Perhaps not my first problem, but my most pressing problem, is a lack of ideas. This affects my non-fiction writing more than my fiction, but the solutions for one are applicable to the other.
When I lack ideas for a story I look at the news—perhaps the headlines, perhaps the more human interest stories—regardless there is usually something interesting there, the germ of an idea to work with. The next step is to give it a twist, that unique slant that turns it from an idea to a compelling story.
Past experiences, your own or those of family and friends are also a rich seem to be mined, particularly when writing human drama, rather than action, crime, SF etc.
So for non-fiction often I’ll draw on ideas from blogposts or news articles I’ve encountered about writing or publishing, either taking them as the jumping off point for tangential thought, or providing my own commentary on them. An example would be based on a piece from The Times, or when I drew on my own family experience to write about the first book that I remember reading.
Of course the most useful tip I can give is to have your very own muse. As I said before, it’s not that I can’t write. Once I get the bit between my teeth, the words seem to flow. It’s getting the idea. And for that, I can very often rely on my wife, who on a Saturday evening will ask “have you done your Sunday article?”. If by the mournful shake of my head she sees that no, I haven’t, she’ll sit and think for a few moments, then say “How about writing about…” and more often than not I’ll have my article.
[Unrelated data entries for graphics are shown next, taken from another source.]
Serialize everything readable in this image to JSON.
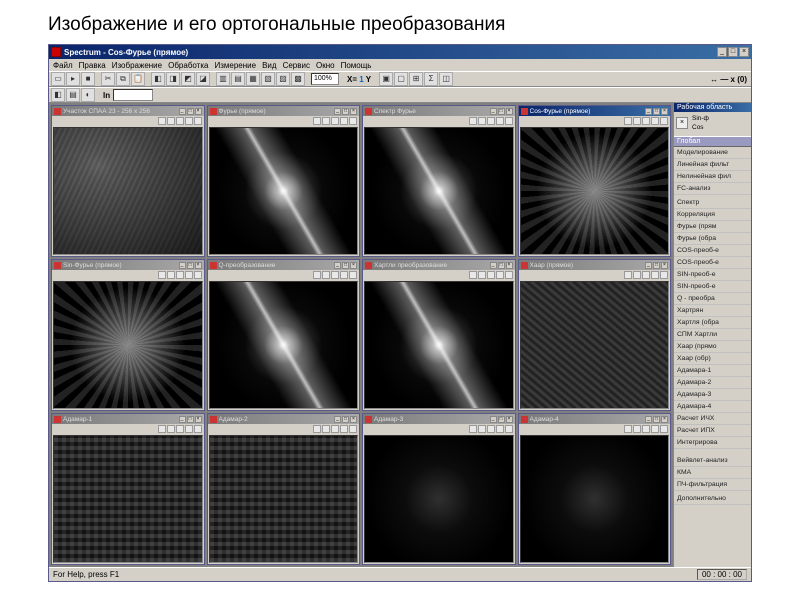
{
  "page": {
    "title": "Изображение и его ортогональные преобразования"
  },
  "app": {
    "title": "Spectrum - Cos-Фурье (прямое)",
    "menu": [
      "Файл",
      "Правка",
      "Изображение",
      "Обработка",
      "Измерение",
      "Вид",
      "Сервис",
      "Окно",
      "Помощь"
    ],
    "zoom_field": "100%",
    "coord_label": "↔ — x (0)"
  },
  "toolbar2": {
    "ln": "ln",
    "field": ""
  },
  "statusbar": {
    "help": "For Help, press F1",
    "time": "00 : 00 : 00"
  },
  "sidebar": {
    "head": "Рабочая область",
    "xy_stub1": "Sin-ф",
    "xy_stub2": "Cos",
    "global_head": "Глобал",
    "groups": [
      {
        "head": null,
        "items": [
          "Моделирование",
          "Линейная фильт",
          "Нелинейная фил",
          "FC-анализ"
        ]
      },
      {
        "head": null,
        "items": [
          "Спектр",
          "Корреляция",
          "Фурье (прям",
          "Фурье (обра",
          "COS-преоб-е",
          "COS-преоб-е",
          "SIN-преоб-е",
          "SIN-преоб-е",
          "Q - преобра",
          "Хартрян",
          "Хартля (обра",
          "СПМ Хартли",
          "Хаар (прямо",
          "Хаар (обр)",
          "Адамара-1",
          "Адамара-2",
          "Адамара-3",
          "Адамара-4",
          "Расчет ИЧХ",
          "Расчет ИПХ",
          "Интегрирова"
        ]
      },
      {
        "head": null,
        "items": [
          "Вейвлет-анализ",
          "КМА",
          "ПЧ-фильтрация"
        ]
      },
      {
        "head": null,
        "items": [
          "Дополнительно"
        ]
      }
    ]
  },
  "panels": [
    {
      "title": "Участок СПАА 23 - 256 х 256",
      "type": "orig",
      "active": false
    },
    {
      "title": "Фурье (прямое)",
      "type": "diag",
      "active": false
    },
    {
      "title": "Спектр Фурье",
      "type": "diag",
      "active": false
    },
    {
      "title": "Cos-Фурье (прямое)",
      "type": "noise",
      "active": true
    },
    {
      "title": "Sin-Фурье (прямое)",
      "type": "noise",
      "active": false
    },
    {
      "title": "Q-преобразование",
      "type": "diag",
      "active": false
    },
    {
      "title": "Хартли преобразование",
      "type": "diag",
      "active": false
    },
    {
      "title": "Хаар (прямое)",
      "type": "haar",
      "active": false
    },
    {
      "title": "Адамар-1",
      "type": "adamar",
      "active": false
    },
    {
      "title": "Адамар-2",
      "type": "adamar",
      "active": false
    },
    {
      "title": "Адамар-3",
      "type": "dark",
      "active": false
    },
    {
      "title": "Адамар-4",
      "type": "dark",
      "active": false
    }
  ],
  "colors": {
    "titlebar_start": "#0a246a",
    "titlebar_end": "#3a6ea5",
    "chrome": "#d4d0c8",
    "workspace_bg": "#808080"
  }
}
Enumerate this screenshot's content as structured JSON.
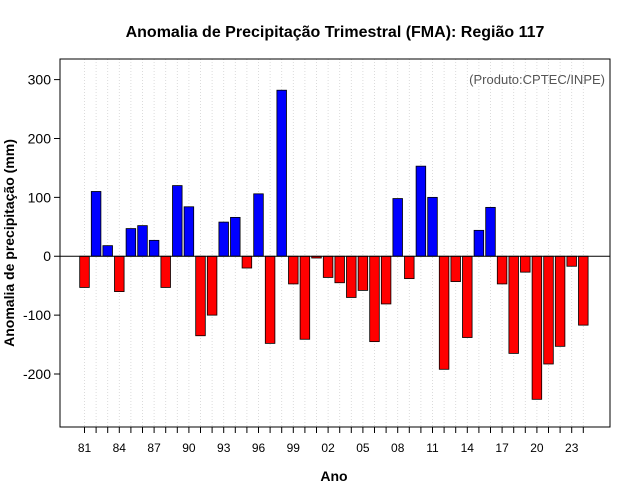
{
  "chart_data": {
    "type": "bar",
    "title": "Anomalia de Precipitação Trimestral (FMA): Região 117",
    "xlabel": "Ano",
    "ylabel": "Anomalia de precipitação (mm)",
    "credit": "(Produto:CPTEC/INPE)",
    "ylim": [
      -290,
      335
    ],
    "yticks": [
      -200,
      -100,
      0,
      100,
      200,
      300
    ],
    "ytick_labels": [
      "-200",
      "-100",
      "0",
      "100",
      "200",
      "300"
    ],
    "xtick_labels": [
      "81",
      "84",
      "87",
      "90",
      "93",
      "96",
      "99",
      "02",
      "05",
      "08",
      "11",
      "14",
      "17",
      "20",
      "23"
    ],
    "xtick_years": [
      1981,
      1984,
      1987,
      1990,
      1993,
      1996,
      1999,
      2002,
      2005,
      2008,
      2011,
      2014,
      2017,
      2020,
      2023
    ],
    "grid": true,
    "colors": {
      "positive": "#0000ff",
      "negative": "#ff0000",
      "zero_line": "#000000",
      "grid": "#d3d3d3"
    },
    "years": [
      1981,
      1982,
      1983,
      1984,
      1985,
      1986,
      1987,
      1988,
      1989,
      1990,
      1991,
      1992,
      1993,
      1994,
      1995,
      1996,
      1997,
      1998,
      1999,
      2000,
      2001,
      2002,
      2003,
      2004,
      2005,
      2006,
      2007,
      2008,
      2009,
      2010,
      2011,
      2012,
      2013,
      2014,
      2015,
      2016,
      2017,
      2018,
      2019,
      2020,
      2021,
      2022,
      2023,
      2024
    ],
    "values": [
      -53,
      110,
      18,
      -60,
      47,
      52,
      27,
      -53,
      120,
      84,
      -135,
      -100,
      58,
      66,
      -20,
      106,
      -148,
      282,
      -47,
      -141,
      -3,
      -36,
      -45,
      -70,
      -58,
      -145,
      -81,
      98,
      -38,
      153,
      100,
      -192,
      -43,
      -138,
      44,
      83,
      -47,
      -165,
      -27,
      -243,
      -183,
      -153,
      -17,
      -117
    ]
  }
}
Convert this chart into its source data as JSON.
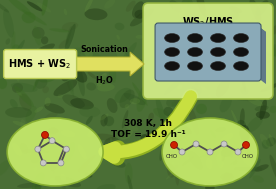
{
  "bg_color": "#4a6e35",
  "hms_label": "HMS + WS₂",
  "ws2_hms_label": "WS₂/HMS",
  "arrow1_top": "Sonication",
  "arrow1_bot": "H₂O",
  "rxn_line1": "308 K, 1h",
  "rxn_line2": "TOF = 19.9 h⁻¹",
  "cho_label": "CHO",
  "hms_box_color": "#e8f2a0",
  "hms_box_edge": "#b8c850",
  "ws2_box_color": "#d4ee88",
  "ws2_box_edge": "#98b840",
  "circle_left_color": "#c8ec6c",
  "circle_right_color": "#c8ec6c",
  "circle_edge": "#88b030",
  "tray_top_color": "#8aaab8",
  "tray_side_color": "#607888",
  "tray_bottom_color": "#506878",
  "hole_color": "#111111",
  "arrow1_fill": "#e0e060",
  "arrow1_edge": "#b0b030",
  "arrow2_fill": "#c8e040",
  "arrow2_edge": "#90b020",
  "atom_gray": "#c8c8c8",
  "atom_red": "#cc2200",
  "bond_color": "#505050",
  "figsize": [
    2.76,
    1.89
  ],
  "dpi": 100
}
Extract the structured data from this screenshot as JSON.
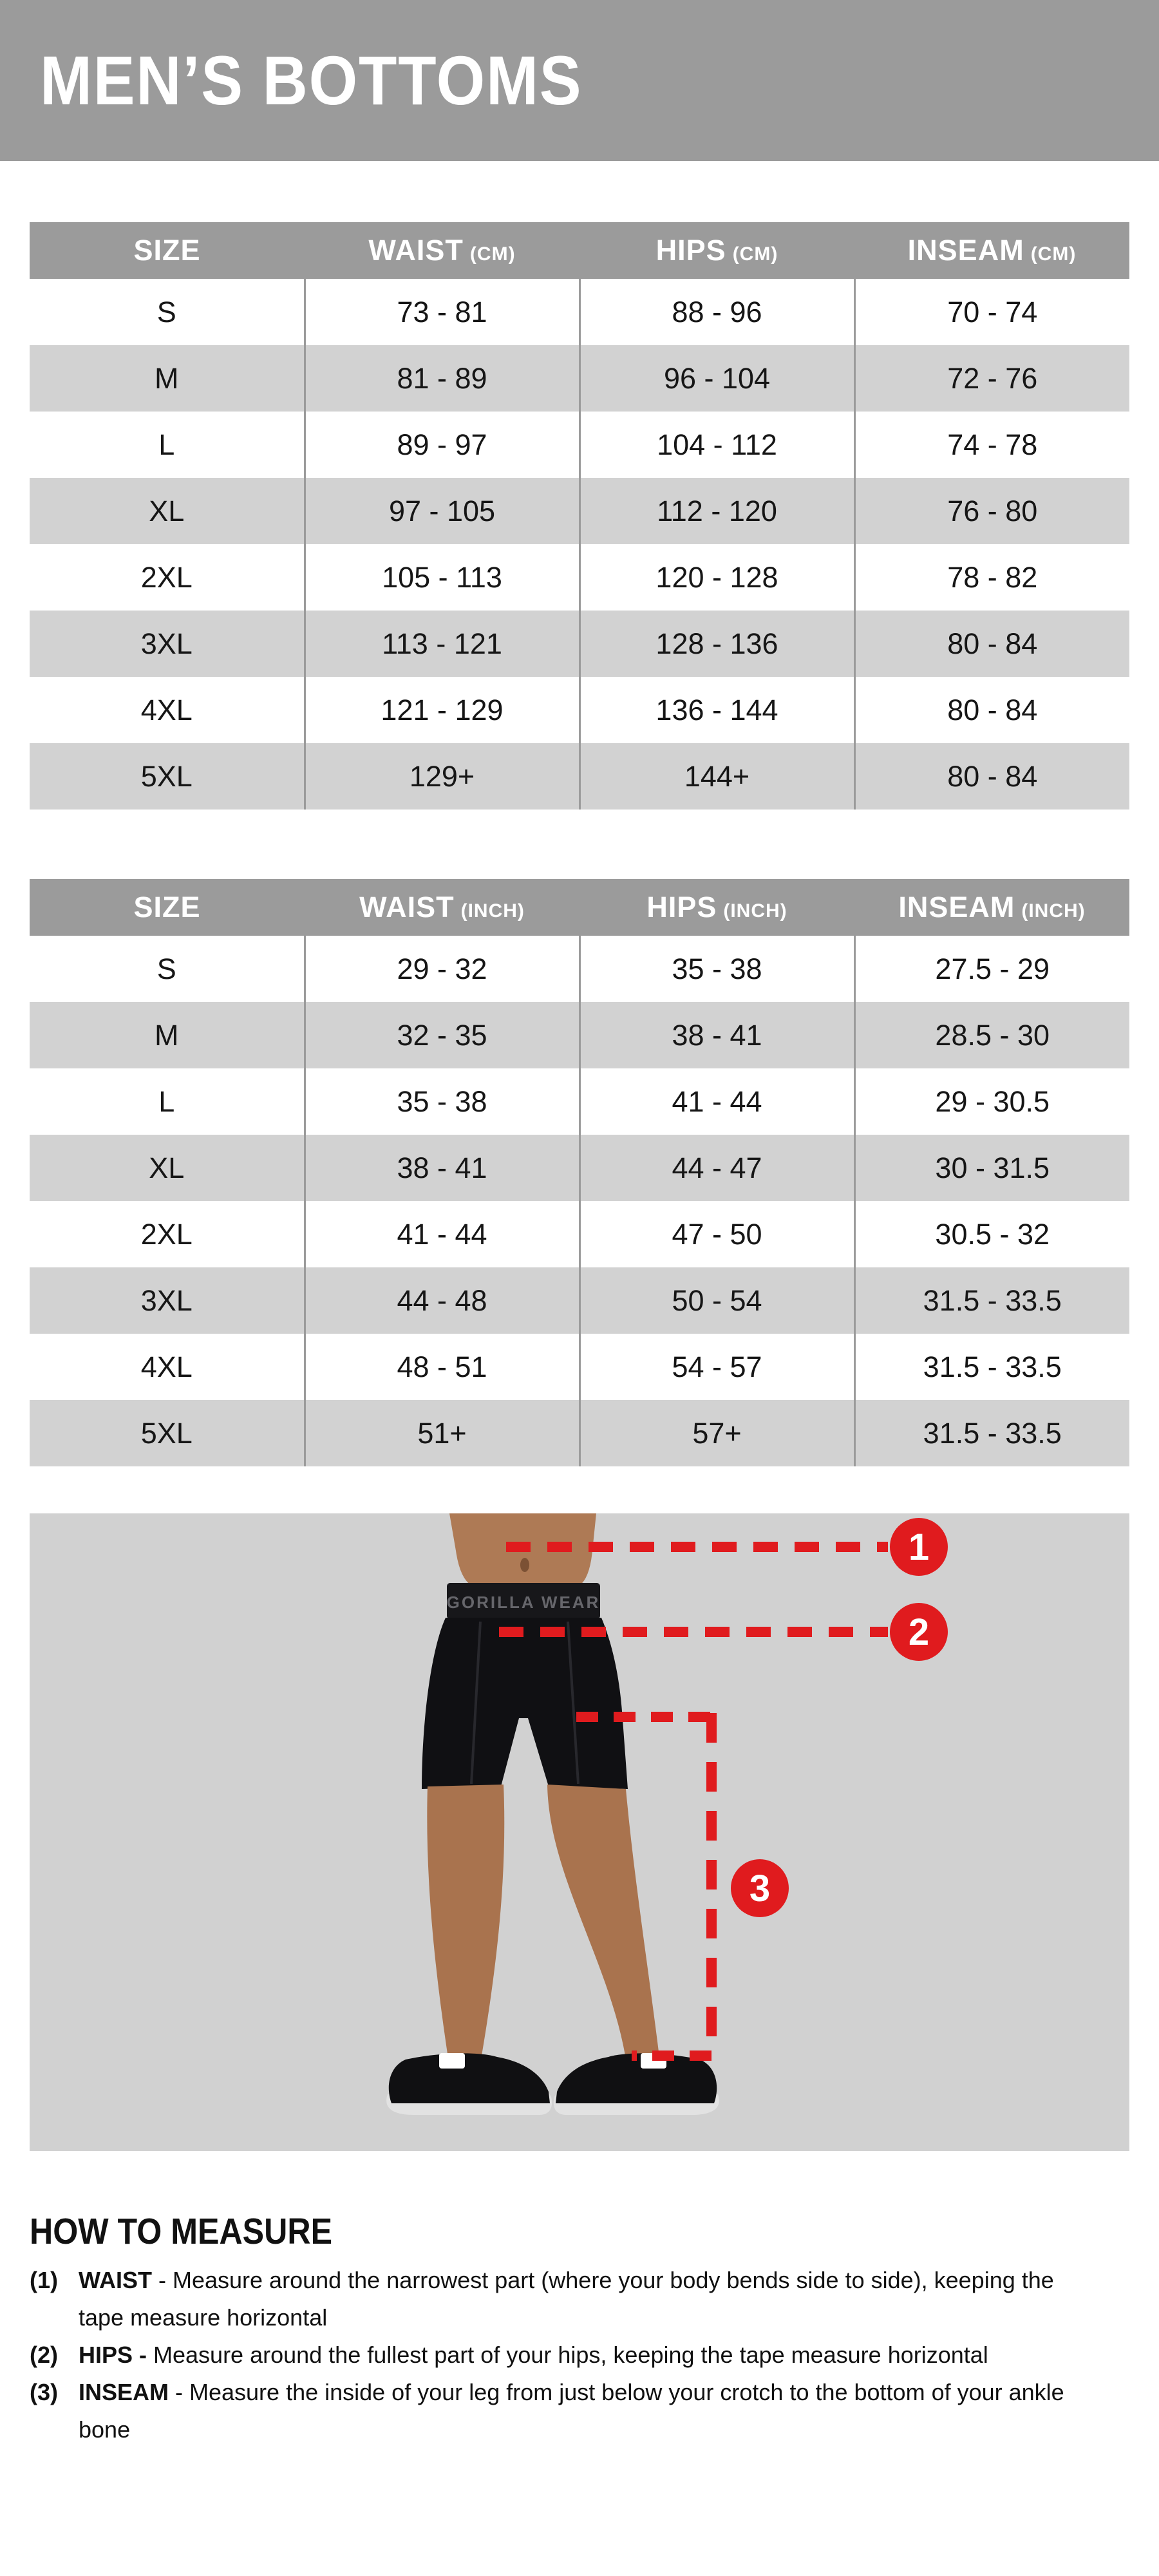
{
  "page": {
    "title": "MEN’S BOTTOMS"
  },
  "colors": {
    "accent_red": "#e01b1e",
    "header_gray": "#9b9b9b",
    "row_alt_gray": "#d2d2d2",
    "figure_bg": "#d1d1d1",
    "shorts_black": "#101013",
    "skin_tone": "#ae7a55",
    "text_black": "#161616"
  },
  "tables": [
    {
      "name": "sizes-cm",
      "columns": [
        {
          "label": "SIZE",
          "unit": ""
        },
        {
          "label": "WAIST",
          "unit": "(CM)"
        },
        {
          "label": "HIPS",
          "unit": "(CM)"
        },
        {
          "label": "INSEAM",
          "unit": "(CM)"
        }
      ],
      "rows": [
        [
          "S",
          "73 - 81",
          "88 - 96",
          "70 - 74"
        ],
        [
          "M",
          "81 - 89",
          "96 - 104",
          "72 - 76"
        ],
        [
          "L",
          "89 - 97",
          "104 - 112",
          "74 - 78"
        ],
        [
          "XL",
          "97 - 105",
          "112 - 120",
          "76 - 80"
        ],
        [
          "2XL",
          "105 - 113",
          "120 - 128",
          "78 - 82"
        ],
        [
          "3XL",
          "113 - 121",
          "128 - 136",
          "80 - 84"
        ],
        [
          "4XL",
          "121 - 129",
          "136 - 144",
          "80 - 84"
        ],
        [
          "5XL",
          "129+",
          "144+",
          "80 - 84"
        ]
      ]
    },
    {
      "name": "sizes-inch",
      "columns": [
        {
          "label": "SIZE",
          "unit": ""
        },
        {
          "label": "WAIST",
          "unit": "(INCH)"
        },
        {
          "label": "HIPS",
          "unit": "(INCH)"
        },
        {
          "label": "INSEAM",
          "unit": "(INCH)"
        }
      ],
      "rows": [
        [
          "S",
          "29 - 32",
          "35 - 38",
          "27.5 - 29"
        ],
        [
          "M",
          "32 - 35",
          "38 - 41",
          "28.5 - 30"
        ],
        [
          "L",
          "35 - 38",
          "41 - 44",
          "29 - 30.5"
        ],
        [
          "XL",
          "38 - 41",
          "44 - 47",
          "30 - 31.5"
        ],
        [
          "2XL",
          "41 - 44",
          "47 - 50",
          "30.5 - 32"
        ],
        [
          "3XL",
          "44 - 48",
          "50 - 54",
          "31.5 - 33.5"
        ],
        [
          "4XL",
          "48 - 51",
          "54 - 57",
          "31.5 - 33.5"
        ],
        [
          "5XL",
          "51+",
          "57+",
          "31.5 - 33.5"
        ]
      ]
    }
  ],
  "figure": {
    "brand": "GORILLA WEAR",
    "markers": [
      "1",
      "2",
      "3"
    ]
  },
  "how_to_measure": {
    "heading": "HOW TO MEASURE",
    "items": [
      {
        "num": "(1)",
        "term": "WAIST",
        "text": " - Measure around the narrowest part (where your body bends side to side), keeping the tape measure horizontal"
      },
      {
        "num": "(2)",
        "term": "HIPS -",
        "text": " Measure around the fullest part of your hips, keeping the tape measure horizontal"
      },
      {
        "num": "(3)",
        "term": "INSEAM",
        "text": " - Measure the inside of your leg from just below your crotch to the bottom of your ankle bone"
      }
    ]
  }
}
At a conservative estimate Julia is responsible for about one-third of the topics for the articles. If I could bottle her influence and sell it to writers, I’d be a rich man.
My other great problem is knowing when to stop. This is a tricky one to deal with. When writing articles, when the ideas are flowing, it’s very easy to pile example on example, to give every thought space to be heard. Sometimes thoughts can crowd your head, pouring out of your fingers so fast you struggle to capture them all as you type. You become so enamoured with the descriptive beauty of a paragraph, you fail to see that it has rambled on and on for several pages.
Less is more. Wordy, flowery, overwritten work is not good writing, and however in love you are with language, it comes across more as being in love with your own (authorial) voice.
Julia describes my dual problems as a sort of literary inertia. Once I get going, I’m fine, but you have the devil of a time getting me started, or trying to stop me.
Endings are tricky things. Even if you keep going until you run out of steam, you don’t necessarily have “an ending”, merely a “halt”. Endings tie everything up, draw it to a close, sum it all up. Simply stopping makes it sound like you’ve run into Candlejack.
Write until you’ve got nothing more to give. Then go back and trim the fat. Find your point in each paragraph, and strip out anything that either isn’t the point, or is extraneous detail. Then return to the point you finished, and sum up your ideas, or draw the writing to a close with something thematic, maybe a phrase from someone you consider more expert than you. As Billy Joel once said when interviewed about the structure of one of his songs, “just give it an end”.
And on that note, I should take my own advice.